Je lui ai sorti une tasse que j'avais posée près du pot de café, au cas où elle souhaite s'en servir. Sinon, je lui ferais un chocolat chaud, je n'ai pas de thé chez moi. Elle récupère le broc dans la cafetière et se sert une tasse fumante. Sara s'appuie contre le plan de travail et me regarde en battant des cils. À cet instant, si ma raison ne l'emportait pas sur le reste, je pense que j'aurais bandé en la regardant ainsi.

« – Arrête ça », grondé-je alors qu'elle me lance un regard faussement offusqué. « Ne joue pas à la plus maligne Sara, tu sais très bien de quoi je parle »

Elle souffle et s'approche de quelques pas. Je bondis sur mes pieds et passe derrière le canapé pour remettre de la distance entre nous. Elle doit déjà être à quatre bons mètres de moi, mais un mètre de plus ne fera pas de mal.

« – S'il vous plaît, Monsieur Call ! », supplie-t-elle.

« – T'es qu'une gamine », répliqué-je.

« – Et alors ? Je suis amoureuse de vous ! », insiste-t-elle.

« – T'as quinze ans »

« – C'est pas grave ça ! »

« – T'as quinze ans et t'es mon élève », terminé-je, sévère.

Je bois le reste de mon café d'une traite et je quitte la maison par le jardin sans un regard pour elle. En quelques foulées, j'arrive devant la porte fenêtre des Uley. Sam lève la tête vers moi quand je toque au carreau et Emily vient m'accueillir avec un chiffon pour m'essuyer les cheveux.

« – Je ne reste pas, je vais aller patrouiller », expliqué-je. « Mais je voulais juste vous prévenir : elle est chez moi et se balade les fesses à l'air, ou presque »

« – Je vais aller chez toi, mon chéri », me rassure Emily.

Je la remercie et me déshabille en vitesse pour muter. Même s'il pleut, ça va me faire du bien de courir et me dégourdir les pattes.

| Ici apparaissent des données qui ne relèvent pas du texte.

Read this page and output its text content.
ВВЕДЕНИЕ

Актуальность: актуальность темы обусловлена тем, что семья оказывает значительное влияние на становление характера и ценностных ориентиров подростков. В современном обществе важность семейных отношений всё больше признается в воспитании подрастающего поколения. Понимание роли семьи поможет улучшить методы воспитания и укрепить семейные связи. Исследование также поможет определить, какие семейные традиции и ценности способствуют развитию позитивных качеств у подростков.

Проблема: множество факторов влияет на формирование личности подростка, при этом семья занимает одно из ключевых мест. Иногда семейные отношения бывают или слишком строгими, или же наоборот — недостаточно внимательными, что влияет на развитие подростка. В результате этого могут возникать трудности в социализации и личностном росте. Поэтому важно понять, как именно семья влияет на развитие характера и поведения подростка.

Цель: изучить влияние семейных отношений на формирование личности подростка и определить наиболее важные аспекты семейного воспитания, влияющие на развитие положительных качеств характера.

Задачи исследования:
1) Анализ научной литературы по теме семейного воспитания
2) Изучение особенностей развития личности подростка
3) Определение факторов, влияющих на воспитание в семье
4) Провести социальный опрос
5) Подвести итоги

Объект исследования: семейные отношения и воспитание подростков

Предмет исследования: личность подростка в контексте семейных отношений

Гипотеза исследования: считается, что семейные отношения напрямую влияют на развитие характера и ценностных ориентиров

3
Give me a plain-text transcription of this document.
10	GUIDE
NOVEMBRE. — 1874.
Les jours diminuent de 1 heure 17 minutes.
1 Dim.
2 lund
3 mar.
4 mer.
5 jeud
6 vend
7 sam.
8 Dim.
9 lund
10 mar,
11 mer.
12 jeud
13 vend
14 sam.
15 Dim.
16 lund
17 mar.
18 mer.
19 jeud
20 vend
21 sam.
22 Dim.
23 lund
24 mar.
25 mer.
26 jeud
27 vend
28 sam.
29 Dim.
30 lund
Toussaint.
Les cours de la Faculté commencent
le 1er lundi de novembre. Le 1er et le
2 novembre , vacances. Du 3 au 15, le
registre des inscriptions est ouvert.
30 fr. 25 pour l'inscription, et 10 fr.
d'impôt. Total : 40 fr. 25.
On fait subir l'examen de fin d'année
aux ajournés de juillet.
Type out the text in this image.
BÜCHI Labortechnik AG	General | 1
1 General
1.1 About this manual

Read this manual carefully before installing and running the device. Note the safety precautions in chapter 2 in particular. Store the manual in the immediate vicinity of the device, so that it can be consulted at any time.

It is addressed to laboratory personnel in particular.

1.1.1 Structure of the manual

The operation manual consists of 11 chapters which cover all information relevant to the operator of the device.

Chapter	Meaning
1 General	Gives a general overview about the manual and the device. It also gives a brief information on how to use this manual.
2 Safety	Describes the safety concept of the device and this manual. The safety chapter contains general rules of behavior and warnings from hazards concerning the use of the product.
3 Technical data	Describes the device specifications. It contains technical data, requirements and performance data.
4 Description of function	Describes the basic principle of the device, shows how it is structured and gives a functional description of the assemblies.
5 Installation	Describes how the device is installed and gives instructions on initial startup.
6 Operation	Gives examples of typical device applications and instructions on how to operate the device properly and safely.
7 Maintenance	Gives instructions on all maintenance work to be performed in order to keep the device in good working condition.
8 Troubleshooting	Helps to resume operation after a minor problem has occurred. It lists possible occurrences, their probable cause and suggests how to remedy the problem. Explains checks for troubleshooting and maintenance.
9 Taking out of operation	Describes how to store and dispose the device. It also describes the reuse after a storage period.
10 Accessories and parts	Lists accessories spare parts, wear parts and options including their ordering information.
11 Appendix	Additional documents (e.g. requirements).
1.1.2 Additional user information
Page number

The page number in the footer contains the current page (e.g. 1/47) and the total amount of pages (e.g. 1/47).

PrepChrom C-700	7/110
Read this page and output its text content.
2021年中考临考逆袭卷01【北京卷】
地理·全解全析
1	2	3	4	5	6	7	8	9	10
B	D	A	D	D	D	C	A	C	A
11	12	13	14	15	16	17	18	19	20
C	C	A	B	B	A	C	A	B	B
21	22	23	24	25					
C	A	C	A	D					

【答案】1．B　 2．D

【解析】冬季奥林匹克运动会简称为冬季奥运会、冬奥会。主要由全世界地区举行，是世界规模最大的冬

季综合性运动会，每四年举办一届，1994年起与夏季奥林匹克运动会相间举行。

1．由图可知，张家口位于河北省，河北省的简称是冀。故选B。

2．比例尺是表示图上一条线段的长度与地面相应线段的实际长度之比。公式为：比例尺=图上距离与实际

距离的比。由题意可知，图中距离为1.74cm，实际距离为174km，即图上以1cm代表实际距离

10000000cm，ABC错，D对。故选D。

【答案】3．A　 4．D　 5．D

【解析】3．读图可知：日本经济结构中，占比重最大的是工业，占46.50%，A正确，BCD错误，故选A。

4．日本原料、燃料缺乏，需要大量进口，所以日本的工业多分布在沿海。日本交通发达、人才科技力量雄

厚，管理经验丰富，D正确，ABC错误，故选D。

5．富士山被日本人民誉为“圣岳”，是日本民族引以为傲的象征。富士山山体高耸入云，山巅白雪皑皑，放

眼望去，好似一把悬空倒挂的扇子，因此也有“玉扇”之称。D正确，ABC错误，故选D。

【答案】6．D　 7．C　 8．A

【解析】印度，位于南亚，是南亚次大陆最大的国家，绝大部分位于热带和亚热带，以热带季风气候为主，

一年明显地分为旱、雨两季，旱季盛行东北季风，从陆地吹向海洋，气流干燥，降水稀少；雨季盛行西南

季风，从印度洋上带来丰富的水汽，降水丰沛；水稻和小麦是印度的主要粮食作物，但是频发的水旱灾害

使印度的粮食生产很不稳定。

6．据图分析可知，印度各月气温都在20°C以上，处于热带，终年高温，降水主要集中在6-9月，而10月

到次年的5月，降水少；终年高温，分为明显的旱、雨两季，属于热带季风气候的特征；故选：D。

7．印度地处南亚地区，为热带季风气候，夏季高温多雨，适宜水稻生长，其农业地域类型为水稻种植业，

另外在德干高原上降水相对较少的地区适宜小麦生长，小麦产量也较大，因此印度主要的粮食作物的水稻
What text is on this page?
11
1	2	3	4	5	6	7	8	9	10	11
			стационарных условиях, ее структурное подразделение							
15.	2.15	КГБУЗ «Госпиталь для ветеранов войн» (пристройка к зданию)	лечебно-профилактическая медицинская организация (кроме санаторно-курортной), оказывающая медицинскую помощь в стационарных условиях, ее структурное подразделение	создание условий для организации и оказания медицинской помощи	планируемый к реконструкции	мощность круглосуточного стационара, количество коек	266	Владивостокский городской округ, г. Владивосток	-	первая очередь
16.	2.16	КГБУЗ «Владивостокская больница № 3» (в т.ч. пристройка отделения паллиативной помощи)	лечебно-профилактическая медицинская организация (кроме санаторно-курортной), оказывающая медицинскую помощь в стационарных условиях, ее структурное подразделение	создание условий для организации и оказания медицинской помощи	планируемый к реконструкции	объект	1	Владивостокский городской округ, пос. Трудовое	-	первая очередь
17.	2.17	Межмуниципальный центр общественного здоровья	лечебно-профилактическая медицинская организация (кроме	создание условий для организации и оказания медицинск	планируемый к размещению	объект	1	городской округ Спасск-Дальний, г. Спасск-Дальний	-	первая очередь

Depuis cet événement, Sara Mohutah s'est faite la plus discrète possible à mes cours. Je n'ai plus entendu le son de sa voix ni croisé son regard, sauf quand je l'interrogeais en classe.

3 ans plus tard

Installé devant une tondeuse à gazon, je passe le temps en cette fin d'année scolaire. Les vacances d'été ont débuté il y a quelques heures à peine et je m'occupe déjà l'esprit en réparant tout ce qui me tombe sous la main.

Quil est absent, parti en patrouille avec Seth et Al'. Je profite du silence de l'atelier pour faire le vide dans ma tête. J'aurais pu écouter de la musique, mais pour l'instant, je n'en ressens pas le besoin.

Gling, gling.

Je n'ai pas besoin de lever la tête pour savoir que c'est Sara, mais je le fais quand même. Elle est essoufflée, son vélo abandonné à ses pieds. Ses joues sont rouges, probablement parce qu'elle a dû pédaler à toute vitesse. Je laisse mes outils sur le sol et m'essuie les mains sur un torchon. Je la regarde reprendre son souffle, nos regards ne se quittant pas. Je me lève lentement alors qu'elle inspire une dernière fois.

« – J'ai dix-huit ans et j'ai terminé le lycée aujourd'hui ! », déclare-t-elle en se précipitant vers moi.

En un bond, elle se retrouve dans mes bras. Ses jambes s'enroulent autour de ma taille et ses mains crochètent ma nuque. Je passe mes bras sous ses fesses pour la maintenir contre moi et je la laisse m'embrasser avec passion.

« – Je le savais ! », s'exclame-t-elle, ravie. « Je savais que t'étais amoureux de moi ! »

Elle plaque de nouveau ses lèvres sur les miennes. Puis elle se détache de moi et sourit, un sourire si grand qu'elle doit en avoir mal aux joues. Elle se blottit contre moi, la tête dans le creux de mon cou, et rit doucement. Elle est si heureuse que cela me comble.